Hard-working and blue-collar are just part of the fabric that intertwines the two with the Pirates’ offensive line serving at the heart of the team’s methodical approach.

“Kaplan has never really had size on other teams,” Kaplan junior offensive guard Jarrick Romero said. “Every team we play is basically bigger than us. The offense is not about size, it’s about speed and being physical. That shows why we’re in the third round of the playoffs.”

Said fellow Kaplan guard Gage Morvant: “We’re small but we have big hearts. We work hard every day at practice.”

With No. 1 Lutcher (11-1) bringing its high-flying, up-tempo offense into town for Friday’s Class 3A nonselect quarterfinal No. 9 Kaplan (9-3) realizes the task at hand in trying to slow down the Bulldogs.

That begins with the Pirates’ offense and their veteran offensive line’s ability to sustain drives and control the clock in order to keep the Bulldogs’ offense on the sideline at Ed Douglass Memorial Stadium.

“We always preach that our best defense is our offense and leaving another team’s offense on the sideline,” Kaplan coach Stephen “Tank” Lotief said. “We try to stay on the field and take a lot of snaps and they’re getting it done. We’ve got a big test this week.”

Kaplan returned the nucleus of its offensive line from a year ago with Romero, Morvant and senior tackle Gabe Briolo all starting in 2014.

The Pirates added senior center C.J. Crochet and junior tackle Hunter Vincent to that starting group, along with a rotating trio of tight ends that include seniors John Broussard, Jaise Meche and D’Angelo Martin.

“Coach has taught us that everything starts at the line,” Morvant said. “If you don’t have a line, then you don’t have anything. We take that to heart.”

There’s nothing prototypical about this year’s offensive line other than its ability to play as a cohesive unit and pave the way for fullback Julius Johnson, who leads the team with 2,006 yards and 22 touchdowns.

Kaplan’s produces 330 rushing yards per game behind a line that averages 220 pounds across the front with the 303-pound Vincent the only player over 240 pounds.

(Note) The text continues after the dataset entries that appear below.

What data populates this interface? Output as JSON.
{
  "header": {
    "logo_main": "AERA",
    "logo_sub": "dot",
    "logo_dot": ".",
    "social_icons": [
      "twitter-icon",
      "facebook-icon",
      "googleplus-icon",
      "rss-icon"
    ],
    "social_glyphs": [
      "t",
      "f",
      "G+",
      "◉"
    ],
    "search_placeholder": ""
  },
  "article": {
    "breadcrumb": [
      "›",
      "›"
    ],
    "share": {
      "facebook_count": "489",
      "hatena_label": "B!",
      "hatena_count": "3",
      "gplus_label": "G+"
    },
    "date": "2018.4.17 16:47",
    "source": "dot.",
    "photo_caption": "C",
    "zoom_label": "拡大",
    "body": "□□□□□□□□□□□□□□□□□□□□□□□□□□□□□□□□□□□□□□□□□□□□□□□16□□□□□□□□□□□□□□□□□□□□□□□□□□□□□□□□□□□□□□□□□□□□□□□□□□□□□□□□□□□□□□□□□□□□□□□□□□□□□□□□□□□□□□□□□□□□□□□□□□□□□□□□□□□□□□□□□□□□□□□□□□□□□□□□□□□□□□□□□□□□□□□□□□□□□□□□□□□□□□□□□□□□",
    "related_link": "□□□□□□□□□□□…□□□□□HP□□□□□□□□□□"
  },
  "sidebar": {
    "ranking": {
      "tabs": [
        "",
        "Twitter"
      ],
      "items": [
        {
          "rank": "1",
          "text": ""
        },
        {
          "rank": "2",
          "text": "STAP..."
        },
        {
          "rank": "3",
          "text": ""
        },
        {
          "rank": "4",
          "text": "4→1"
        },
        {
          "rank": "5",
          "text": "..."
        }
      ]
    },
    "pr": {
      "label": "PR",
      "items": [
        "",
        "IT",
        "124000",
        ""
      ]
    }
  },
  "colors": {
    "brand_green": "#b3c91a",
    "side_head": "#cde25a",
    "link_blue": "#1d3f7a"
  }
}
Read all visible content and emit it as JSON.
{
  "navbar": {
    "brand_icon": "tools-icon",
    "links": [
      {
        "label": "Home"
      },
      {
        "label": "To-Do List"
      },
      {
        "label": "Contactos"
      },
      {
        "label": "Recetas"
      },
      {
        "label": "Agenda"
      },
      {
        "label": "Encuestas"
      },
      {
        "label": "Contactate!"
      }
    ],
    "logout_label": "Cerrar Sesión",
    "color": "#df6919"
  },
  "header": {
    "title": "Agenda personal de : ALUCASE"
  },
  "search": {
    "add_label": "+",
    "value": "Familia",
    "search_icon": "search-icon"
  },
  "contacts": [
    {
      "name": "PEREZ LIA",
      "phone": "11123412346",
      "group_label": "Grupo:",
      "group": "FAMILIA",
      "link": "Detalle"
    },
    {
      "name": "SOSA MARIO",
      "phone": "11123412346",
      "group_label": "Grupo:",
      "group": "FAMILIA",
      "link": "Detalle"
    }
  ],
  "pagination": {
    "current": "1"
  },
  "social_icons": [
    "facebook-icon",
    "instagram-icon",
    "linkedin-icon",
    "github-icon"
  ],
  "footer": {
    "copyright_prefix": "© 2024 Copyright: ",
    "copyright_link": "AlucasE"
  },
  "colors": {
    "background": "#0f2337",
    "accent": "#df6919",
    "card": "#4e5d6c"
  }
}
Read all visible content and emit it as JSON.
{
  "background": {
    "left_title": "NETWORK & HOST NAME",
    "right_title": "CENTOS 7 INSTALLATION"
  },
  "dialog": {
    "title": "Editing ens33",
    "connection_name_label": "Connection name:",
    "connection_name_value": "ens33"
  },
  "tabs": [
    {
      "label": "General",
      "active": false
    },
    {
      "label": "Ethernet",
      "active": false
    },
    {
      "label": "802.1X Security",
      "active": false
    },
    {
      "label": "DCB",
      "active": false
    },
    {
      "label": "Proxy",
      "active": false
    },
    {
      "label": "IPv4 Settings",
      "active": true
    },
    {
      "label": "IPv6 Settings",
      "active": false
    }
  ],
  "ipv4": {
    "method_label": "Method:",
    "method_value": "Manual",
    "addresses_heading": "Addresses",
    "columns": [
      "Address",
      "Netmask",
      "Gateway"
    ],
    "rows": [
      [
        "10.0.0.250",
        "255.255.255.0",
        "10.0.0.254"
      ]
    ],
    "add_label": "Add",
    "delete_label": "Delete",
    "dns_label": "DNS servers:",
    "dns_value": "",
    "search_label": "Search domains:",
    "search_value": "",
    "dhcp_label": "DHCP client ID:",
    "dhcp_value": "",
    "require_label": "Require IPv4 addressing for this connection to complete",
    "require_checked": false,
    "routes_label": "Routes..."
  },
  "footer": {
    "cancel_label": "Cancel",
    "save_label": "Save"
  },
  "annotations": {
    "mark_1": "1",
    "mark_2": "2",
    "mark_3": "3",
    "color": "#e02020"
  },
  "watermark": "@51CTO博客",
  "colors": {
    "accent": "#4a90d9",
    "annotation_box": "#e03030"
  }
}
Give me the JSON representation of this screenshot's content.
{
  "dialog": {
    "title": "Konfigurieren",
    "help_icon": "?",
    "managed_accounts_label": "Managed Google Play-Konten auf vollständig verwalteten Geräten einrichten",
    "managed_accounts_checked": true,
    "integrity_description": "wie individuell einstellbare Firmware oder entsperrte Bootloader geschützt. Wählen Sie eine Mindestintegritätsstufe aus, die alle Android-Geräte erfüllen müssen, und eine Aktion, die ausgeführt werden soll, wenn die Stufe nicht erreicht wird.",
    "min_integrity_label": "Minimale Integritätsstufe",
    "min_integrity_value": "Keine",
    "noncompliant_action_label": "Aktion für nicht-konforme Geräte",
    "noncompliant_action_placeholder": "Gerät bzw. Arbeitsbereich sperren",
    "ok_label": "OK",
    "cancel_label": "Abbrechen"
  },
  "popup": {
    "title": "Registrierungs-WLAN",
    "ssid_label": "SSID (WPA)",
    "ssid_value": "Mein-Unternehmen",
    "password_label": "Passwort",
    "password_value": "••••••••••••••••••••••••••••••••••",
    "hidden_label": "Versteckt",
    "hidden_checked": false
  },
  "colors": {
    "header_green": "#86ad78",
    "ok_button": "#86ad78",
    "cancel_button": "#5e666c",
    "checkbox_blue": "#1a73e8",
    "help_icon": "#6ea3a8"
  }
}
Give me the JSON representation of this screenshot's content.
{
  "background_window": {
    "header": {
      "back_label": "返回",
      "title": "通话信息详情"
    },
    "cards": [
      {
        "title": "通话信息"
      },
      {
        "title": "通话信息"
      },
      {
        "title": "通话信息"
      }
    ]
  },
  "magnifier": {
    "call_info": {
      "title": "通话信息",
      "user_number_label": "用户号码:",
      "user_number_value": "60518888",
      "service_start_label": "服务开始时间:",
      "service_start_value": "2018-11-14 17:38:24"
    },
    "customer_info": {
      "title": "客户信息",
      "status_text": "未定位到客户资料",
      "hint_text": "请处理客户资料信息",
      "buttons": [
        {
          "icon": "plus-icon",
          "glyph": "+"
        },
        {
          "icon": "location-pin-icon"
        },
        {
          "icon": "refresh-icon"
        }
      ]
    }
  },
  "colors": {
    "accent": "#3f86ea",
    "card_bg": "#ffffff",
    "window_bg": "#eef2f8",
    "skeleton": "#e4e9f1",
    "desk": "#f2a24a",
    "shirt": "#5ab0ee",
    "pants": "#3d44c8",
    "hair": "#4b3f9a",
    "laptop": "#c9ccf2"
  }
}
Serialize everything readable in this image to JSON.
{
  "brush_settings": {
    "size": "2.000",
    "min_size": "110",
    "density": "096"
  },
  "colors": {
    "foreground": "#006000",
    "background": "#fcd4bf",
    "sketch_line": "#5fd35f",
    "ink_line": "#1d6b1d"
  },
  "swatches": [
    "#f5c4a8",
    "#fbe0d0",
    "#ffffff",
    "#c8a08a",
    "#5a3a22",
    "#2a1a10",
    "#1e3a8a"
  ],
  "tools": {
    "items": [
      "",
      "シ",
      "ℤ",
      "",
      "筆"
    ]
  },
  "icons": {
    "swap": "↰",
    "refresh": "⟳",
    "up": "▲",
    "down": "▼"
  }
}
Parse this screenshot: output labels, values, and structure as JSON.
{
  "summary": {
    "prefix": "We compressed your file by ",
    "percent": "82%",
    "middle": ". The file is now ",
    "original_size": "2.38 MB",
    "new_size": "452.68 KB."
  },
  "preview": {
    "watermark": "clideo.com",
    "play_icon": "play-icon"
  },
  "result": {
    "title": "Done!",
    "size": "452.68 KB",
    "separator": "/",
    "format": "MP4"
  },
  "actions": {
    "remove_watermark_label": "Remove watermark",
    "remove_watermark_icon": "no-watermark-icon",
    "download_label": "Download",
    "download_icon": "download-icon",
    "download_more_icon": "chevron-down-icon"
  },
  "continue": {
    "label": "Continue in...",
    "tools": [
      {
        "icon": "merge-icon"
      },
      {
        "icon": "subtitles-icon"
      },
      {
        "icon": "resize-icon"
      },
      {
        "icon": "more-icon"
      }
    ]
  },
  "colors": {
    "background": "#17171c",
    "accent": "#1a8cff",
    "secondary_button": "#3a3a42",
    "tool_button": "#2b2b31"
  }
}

“We stay low and hit people from all angles,” said Romero, an All-District 6-3A selection last season. “We drive them. We have the heart of 270-pound players. We like to be physical.”

Lotief likens the plays of his offensive line to a well-choreographed series of steps and movements by a unit working in unison, often getting help from the running backs.

“It’s kind of a like dance,” he said, also crediting offensive line coach Jared Duhon and tight ends coach Craig Blanchard. “Everybody’s got to be working together.”

Romero credited the unit’s on-field precision to the chemistry they’ve built off the field, which started well before they reached high school.

The long-lasting friendships they’ve established have carried over to Kaplan High where it’s common on weekends to find all of them playing video games at Romero’s home or out hunting.

“We’re always doing things together, always staying close,” Romero said. “I think it makes us play as one and not just rely on one person. We have confidence in the guy next to us.”

Added Morvant: “We’ve played football since we were little. It’s like a big family.”